Two bars of identical mass are at 30 °C. One is made from glass and the other from another substance. The specific heat capacity of glass is 840 J/(kg · C°). When identical amounts of heat are supplied to each, the glass bar reaches a temperature of 95 °C, while the other bar reaches 292.0 °C. What is the specific heat capacity of the other substance?
Q₁=mc₁ΔT₁
Q₂=mc₂ΔT₂
mc₁ΔT₁=mc₂ΔT₂
c₁ΔT₁=c₂ΔT₂
c₁(95-30)=c₂(292-30)
c₂=c₁(95-30)/(292-30)=
=840•65/262 = 208.4 J/kg•°C.
Well, well, well, looks like we have two hot bars on our hands! One made of glass, and the other made of... well, who knows? Let's figure it out, shall we?
First, we need to find the temperature change for both bars. For the glass bar, it goes from 30 °C to 95 °C, so the temperature change is 95 °C - 30 °C = 65 °C. As for the other bar, it goes from 30 °C to 292 °C, so the temperature change is 292 °C - 30 °C = 262 °C.
Now, let's apply some heat (you better not melt the bars, okay?). We have identical amounts of heat supplied to both bars, but they reach different temperatures. So, we need to consider their specific heat capacities.
For the glass bar, the specific heat capacity is given as 840 J/(kg·C°). Since we don't know the mass of the bars, we can call the mass m and assume it cancels out when comparing the two bars.
Using the formula Q = mcΔT (Q is the heat supplied, m is the mass, c is the specific heat capacity, and ΔT is the temperature change), we have:
Q for the glass bar = mcΔT
Q for the other bar = mc'ΔT
Since the heat supplied to both bars is identical, we have:
mcΔT = mc'ΔT
The masses cancel out, leaving us with:
cΔT = c'ΔT
Simplifying further, we have:
c = c'
So, the specific heat capacity of the other substance is the same as that of glass, specifically 840 J/(kg·C°).
And there you have it! Now you know the hot gossip on the specific heat capacity of the other bar. It's just as cool as glass.
To solve this problem, we can use the formula for heat transfer:
q = mcΔT
where q is the heat transfer, m is the mass, c is the specific heat capacity, and ΔT is the change in temperature.
Let's assume both bars have the same mass, so we can cancel out the mass term from the equation.

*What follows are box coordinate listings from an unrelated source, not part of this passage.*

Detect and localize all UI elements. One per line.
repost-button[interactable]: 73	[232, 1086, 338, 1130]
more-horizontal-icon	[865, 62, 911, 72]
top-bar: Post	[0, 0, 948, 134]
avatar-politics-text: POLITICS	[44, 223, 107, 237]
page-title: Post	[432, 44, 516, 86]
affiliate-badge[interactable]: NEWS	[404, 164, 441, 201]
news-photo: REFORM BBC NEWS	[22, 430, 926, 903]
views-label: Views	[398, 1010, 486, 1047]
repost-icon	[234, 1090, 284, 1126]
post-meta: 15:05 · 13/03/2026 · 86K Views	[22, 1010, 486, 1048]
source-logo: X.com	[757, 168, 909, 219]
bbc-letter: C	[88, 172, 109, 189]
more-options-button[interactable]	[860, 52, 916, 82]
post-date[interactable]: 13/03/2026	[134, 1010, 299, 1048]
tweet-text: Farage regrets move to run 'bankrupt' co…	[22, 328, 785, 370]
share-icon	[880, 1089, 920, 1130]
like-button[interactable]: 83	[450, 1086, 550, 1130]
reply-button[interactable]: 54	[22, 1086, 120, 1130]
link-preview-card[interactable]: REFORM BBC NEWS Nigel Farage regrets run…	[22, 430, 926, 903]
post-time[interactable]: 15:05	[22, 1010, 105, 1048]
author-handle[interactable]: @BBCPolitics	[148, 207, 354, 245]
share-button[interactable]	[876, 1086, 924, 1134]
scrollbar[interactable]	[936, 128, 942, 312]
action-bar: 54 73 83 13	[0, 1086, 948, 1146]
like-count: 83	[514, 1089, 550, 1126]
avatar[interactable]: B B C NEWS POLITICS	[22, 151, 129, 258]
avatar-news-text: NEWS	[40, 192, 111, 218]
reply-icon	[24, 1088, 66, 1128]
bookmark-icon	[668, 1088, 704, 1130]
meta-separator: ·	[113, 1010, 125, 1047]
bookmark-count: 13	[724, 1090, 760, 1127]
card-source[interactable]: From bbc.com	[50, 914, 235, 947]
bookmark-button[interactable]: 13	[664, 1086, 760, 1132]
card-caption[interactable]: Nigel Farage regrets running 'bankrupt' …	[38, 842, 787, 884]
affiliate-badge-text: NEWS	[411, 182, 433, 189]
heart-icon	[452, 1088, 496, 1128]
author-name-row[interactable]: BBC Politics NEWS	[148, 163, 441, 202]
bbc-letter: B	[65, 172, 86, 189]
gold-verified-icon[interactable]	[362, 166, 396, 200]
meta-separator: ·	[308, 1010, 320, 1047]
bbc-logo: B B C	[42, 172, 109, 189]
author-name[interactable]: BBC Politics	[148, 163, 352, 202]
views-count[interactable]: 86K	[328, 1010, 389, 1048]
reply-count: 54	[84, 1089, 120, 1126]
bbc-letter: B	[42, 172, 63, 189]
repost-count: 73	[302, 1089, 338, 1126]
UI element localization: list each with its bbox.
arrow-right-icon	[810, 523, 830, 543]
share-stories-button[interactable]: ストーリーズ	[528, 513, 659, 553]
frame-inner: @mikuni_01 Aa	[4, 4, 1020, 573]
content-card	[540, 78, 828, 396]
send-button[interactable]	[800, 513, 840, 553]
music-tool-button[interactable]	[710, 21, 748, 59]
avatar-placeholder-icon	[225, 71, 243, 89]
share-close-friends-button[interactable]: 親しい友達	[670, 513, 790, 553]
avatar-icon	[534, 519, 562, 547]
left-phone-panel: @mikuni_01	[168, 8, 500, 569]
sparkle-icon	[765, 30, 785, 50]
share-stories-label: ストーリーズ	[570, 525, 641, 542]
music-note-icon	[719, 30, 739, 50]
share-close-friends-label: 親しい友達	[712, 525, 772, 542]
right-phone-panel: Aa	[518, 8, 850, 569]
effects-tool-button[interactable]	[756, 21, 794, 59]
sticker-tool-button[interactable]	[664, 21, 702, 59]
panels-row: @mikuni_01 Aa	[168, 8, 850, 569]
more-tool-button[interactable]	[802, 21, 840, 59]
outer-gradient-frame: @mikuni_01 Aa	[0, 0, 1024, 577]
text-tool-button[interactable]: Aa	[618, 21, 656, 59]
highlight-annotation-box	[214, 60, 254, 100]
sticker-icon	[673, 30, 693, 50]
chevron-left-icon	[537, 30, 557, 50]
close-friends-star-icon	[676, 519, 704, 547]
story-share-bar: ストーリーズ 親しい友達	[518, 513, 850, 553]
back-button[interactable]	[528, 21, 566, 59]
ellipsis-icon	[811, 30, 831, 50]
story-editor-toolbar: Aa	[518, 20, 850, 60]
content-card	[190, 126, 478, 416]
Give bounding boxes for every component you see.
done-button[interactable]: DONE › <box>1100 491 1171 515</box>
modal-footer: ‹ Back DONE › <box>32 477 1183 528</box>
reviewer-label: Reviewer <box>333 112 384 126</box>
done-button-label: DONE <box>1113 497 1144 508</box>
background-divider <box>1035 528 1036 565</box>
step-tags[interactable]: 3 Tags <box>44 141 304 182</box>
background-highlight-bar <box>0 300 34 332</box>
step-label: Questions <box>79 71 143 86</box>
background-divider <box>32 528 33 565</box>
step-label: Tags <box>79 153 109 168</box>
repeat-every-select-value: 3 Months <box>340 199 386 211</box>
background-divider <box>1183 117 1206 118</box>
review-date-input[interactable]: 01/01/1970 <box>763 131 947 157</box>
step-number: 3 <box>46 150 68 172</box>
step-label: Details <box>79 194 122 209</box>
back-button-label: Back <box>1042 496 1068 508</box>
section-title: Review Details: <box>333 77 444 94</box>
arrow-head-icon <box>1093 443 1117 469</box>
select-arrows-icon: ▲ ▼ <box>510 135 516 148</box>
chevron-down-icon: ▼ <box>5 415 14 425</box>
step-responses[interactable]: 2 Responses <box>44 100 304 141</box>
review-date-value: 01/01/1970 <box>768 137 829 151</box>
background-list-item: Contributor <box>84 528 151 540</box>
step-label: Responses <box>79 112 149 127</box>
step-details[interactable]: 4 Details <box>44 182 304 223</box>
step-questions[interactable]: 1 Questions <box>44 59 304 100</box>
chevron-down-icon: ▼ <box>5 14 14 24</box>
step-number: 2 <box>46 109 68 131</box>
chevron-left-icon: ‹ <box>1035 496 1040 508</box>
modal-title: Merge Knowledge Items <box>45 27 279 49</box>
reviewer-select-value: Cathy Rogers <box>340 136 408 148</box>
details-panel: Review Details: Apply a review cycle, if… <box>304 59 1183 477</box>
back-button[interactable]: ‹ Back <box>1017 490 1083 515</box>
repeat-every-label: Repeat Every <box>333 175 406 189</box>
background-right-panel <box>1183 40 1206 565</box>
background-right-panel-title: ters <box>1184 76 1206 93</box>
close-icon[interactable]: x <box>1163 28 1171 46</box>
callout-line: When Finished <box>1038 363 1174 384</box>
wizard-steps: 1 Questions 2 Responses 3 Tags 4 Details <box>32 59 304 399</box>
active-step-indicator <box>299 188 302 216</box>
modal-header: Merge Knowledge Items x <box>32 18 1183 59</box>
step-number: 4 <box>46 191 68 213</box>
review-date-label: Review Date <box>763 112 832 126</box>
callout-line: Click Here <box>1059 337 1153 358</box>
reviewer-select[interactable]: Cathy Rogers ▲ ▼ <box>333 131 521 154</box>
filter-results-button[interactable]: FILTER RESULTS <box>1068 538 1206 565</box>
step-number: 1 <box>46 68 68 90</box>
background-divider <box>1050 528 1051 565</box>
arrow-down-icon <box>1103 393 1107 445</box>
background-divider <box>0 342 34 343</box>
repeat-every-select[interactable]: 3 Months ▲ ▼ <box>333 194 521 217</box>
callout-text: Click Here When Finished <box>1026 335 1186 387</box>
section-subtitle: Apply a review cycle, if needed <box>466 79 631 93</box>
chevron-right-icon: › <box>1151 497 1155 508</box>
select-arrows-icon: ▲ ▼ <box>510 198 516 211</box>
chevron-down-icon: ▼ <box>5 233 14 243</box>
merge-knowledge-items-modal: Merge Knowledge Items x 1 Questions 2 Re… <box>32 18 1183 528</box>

Now, we can focus on the two cases separately:
1. For the glass bar:
q1 = c1 * ΔT1
where c1 is the specific heat capacity of glass, and ΔT1 is the change in temperature of the glass bar.
Given that ΔT1 = 95 °C - 30 °C = 65 °C, and c1 = 840 J/(kg · °C), we can calculate q1.
2. For the other substance bar:
q2 = c2 * ΔT2
where c2 is the specific heat capacity of the other substance, and ΔT2 is the change in temperature of the other substance bar.
Given that ΔT2 = 292.0 °C - 30 °C = 262.0 °C, we can calculate q2.
Since both bars are supplied with identical amounts of heat, we can assume that q1 = q2.
Now, we can equate the two equations:
c1 * ΔT1 = c2 * ΔT2
Solving for c2, the specific heat capacity of the other substance:
c2 = (c1 * ΔT1) / ΔT2
Substituting the given values, we have:
c2 = (840 J/(kg · °C) * 65 °C) / 262.0 °C
Calculating this equation will give us the specific heat capacity (c2) of the other substance.
To find the specific heat capacity of the other substance, we need to use the formula:
Q = mcΔT
where Q is the heat energy supplied to the substance, m is the mass of the substance, c is the specific heat capacity, and ΔT is the change in temperature.
Since the masses of the bars are identical, we can set up the equation:
mcΔT for glass = mcΔT for other substance
The initial temperature of both bars is 30 °C, so their change in temperature are:
ΔT for glass = 95 °C - 30 °C = 65 °C
ΔT for other substance = 292 °C - 30 °C = 262 °C
We know that the specific heat capacity of glass is 840 J/(kg · C°). Let's assume the specific heat capacity of the other substance is c2. The equation becomes:
m * 840 * 65 = m * c2 * 262
Since the masses of the bars are identical, m cancels out:
840 * 65 = c2 * 262
Now we can solve for c2:
c2 = (840 * 65) / 262
Calculating this gives us:
c2 = 210 J/(kg · C°)
Therefore, the specific heat capacity of the other substance is 210 J/(kg · C°).